Cash Free & Debt Free

This is a type of deal structure where the selling price of a company is calculated without taking into account any cash or debt held by the company.

Share/Stock Deal

This is a type of deal where the acquirer purchases all the shares of the target (and assumes all assets and liabilities).

Asset Deal

This is a type of deal where the acquirer purchases only the assets of the target company, not its shares.

Vertical Merger

A vertical merger is a combination of two companies operating in different stages of the same supply chain or distribution channel. It involves the integration of upstream and downstream activities to streamline operations, reduce costs, or gain a competitive advantage.

Take-Private

A take-private deal is a transaction where a publicly traded company is purchased and, as a result, stops being listed on a public exchange.

Stock-for-Stock Exchange

A stock-for-stock exchange is a type of transaction where the acquiring company offers its own shares as consideration for acquiring the target company. It allows the target company’s shareholders to become shareholders of the acquiring company.

Stock Purchase

A stock purchase involves buying the shares of a company, giving the buyer ownership of the company’s assets, liabilities, and equity.

Stock Acquisition

A stock acquisition is a transaction in which a company acquires a controlling interest in another company by purchasing its shares. It enables the buyer to gain ownership and control of the entire business, including its assets, liabilities, and operations.

Spin-Off

A spin-off is a transaction in which a company separates a part of its business into a new independent entity.

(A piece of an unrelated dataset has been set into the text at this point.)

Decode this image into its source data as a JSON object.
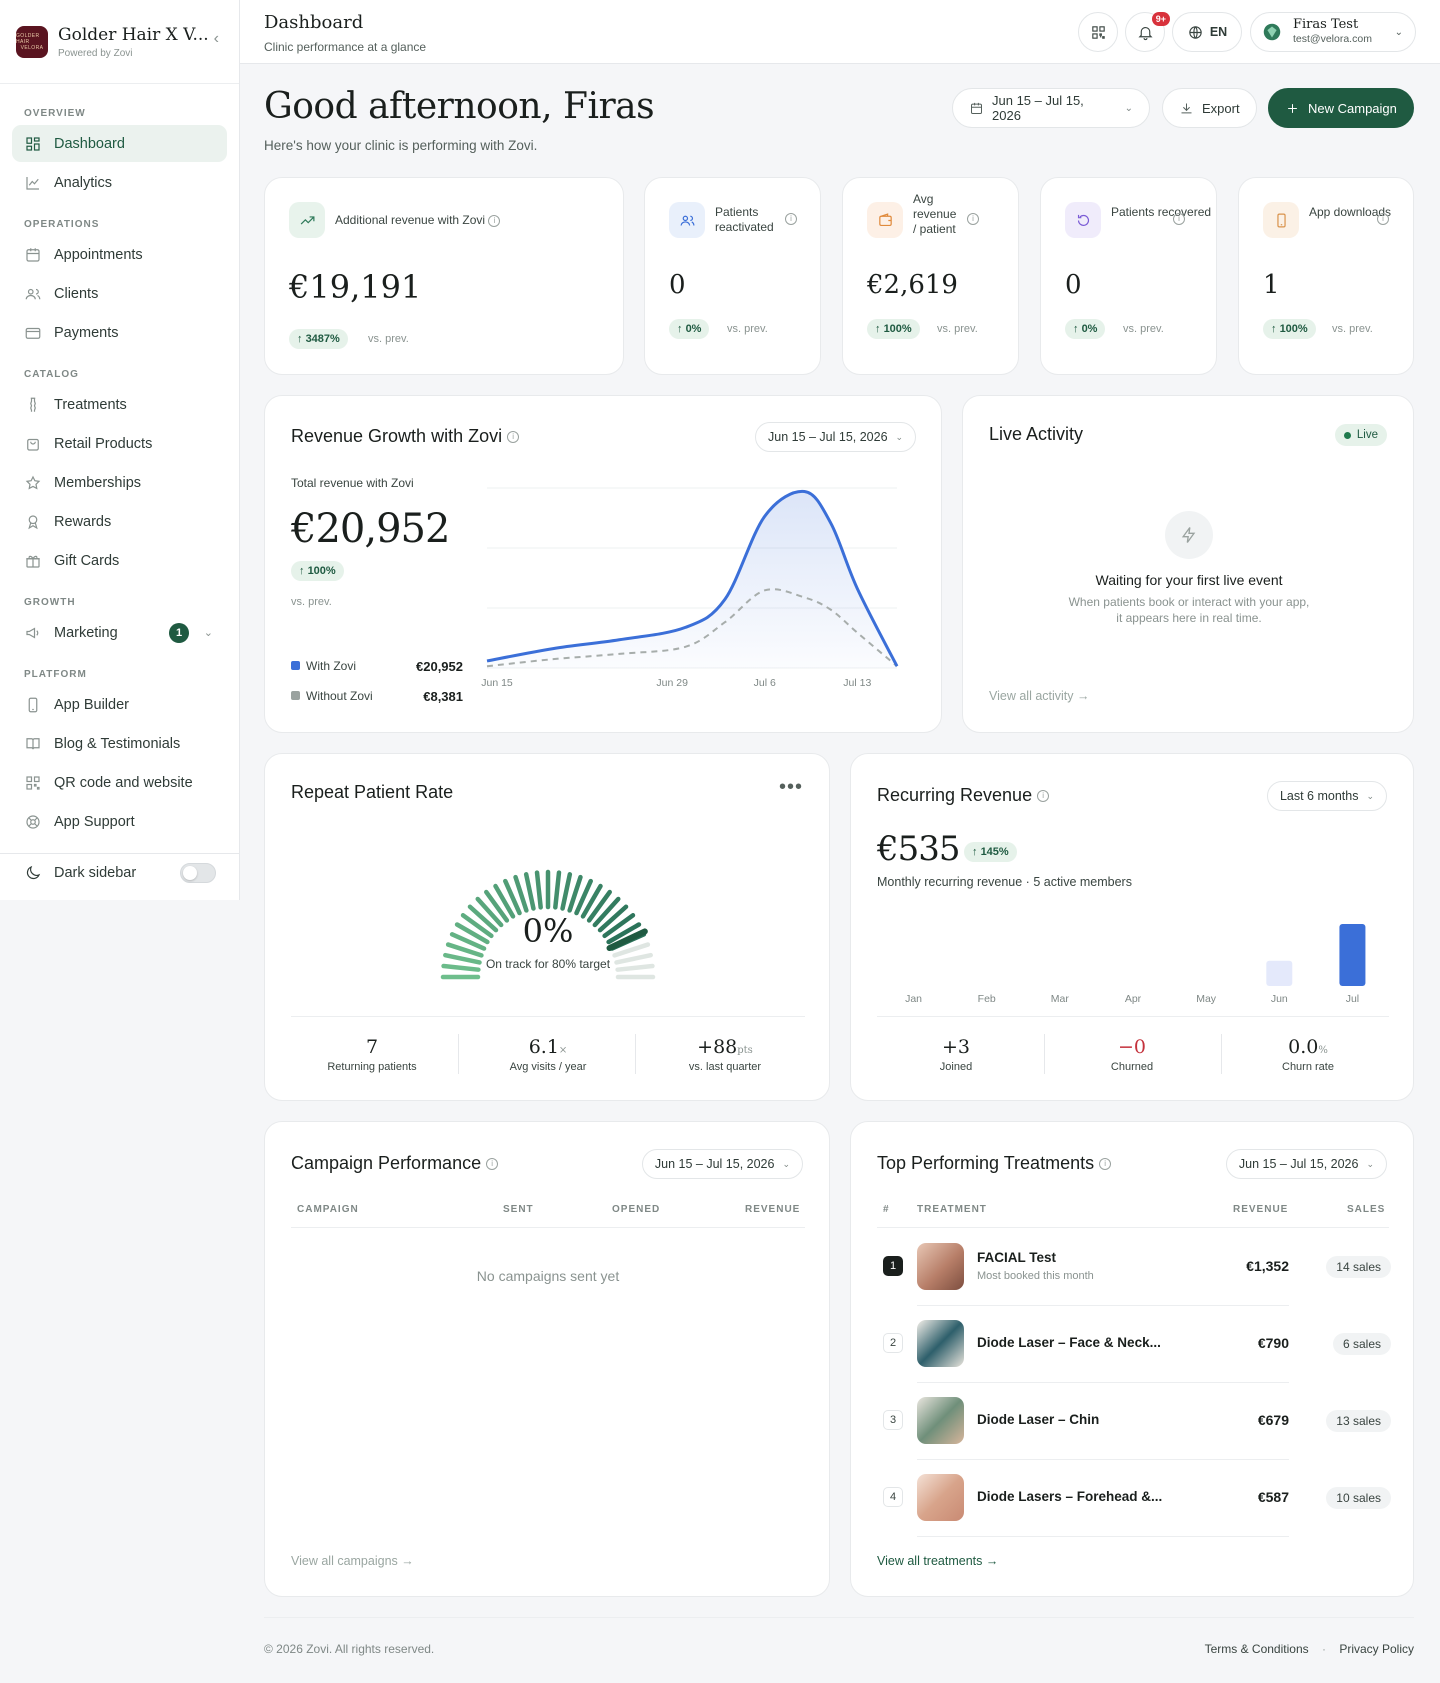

The new entity receives assets, liabilities, and operations related to the spun-off business segment, allowing it to operate independently or pursue its own strategic direction.

Merger of Equals

A merger of equals is a combination of two companies of similar size, strength, and influence to form a new entity. It involves a collaborative approach where both companies contribute equally to the merged entity’s governance, management, and operations.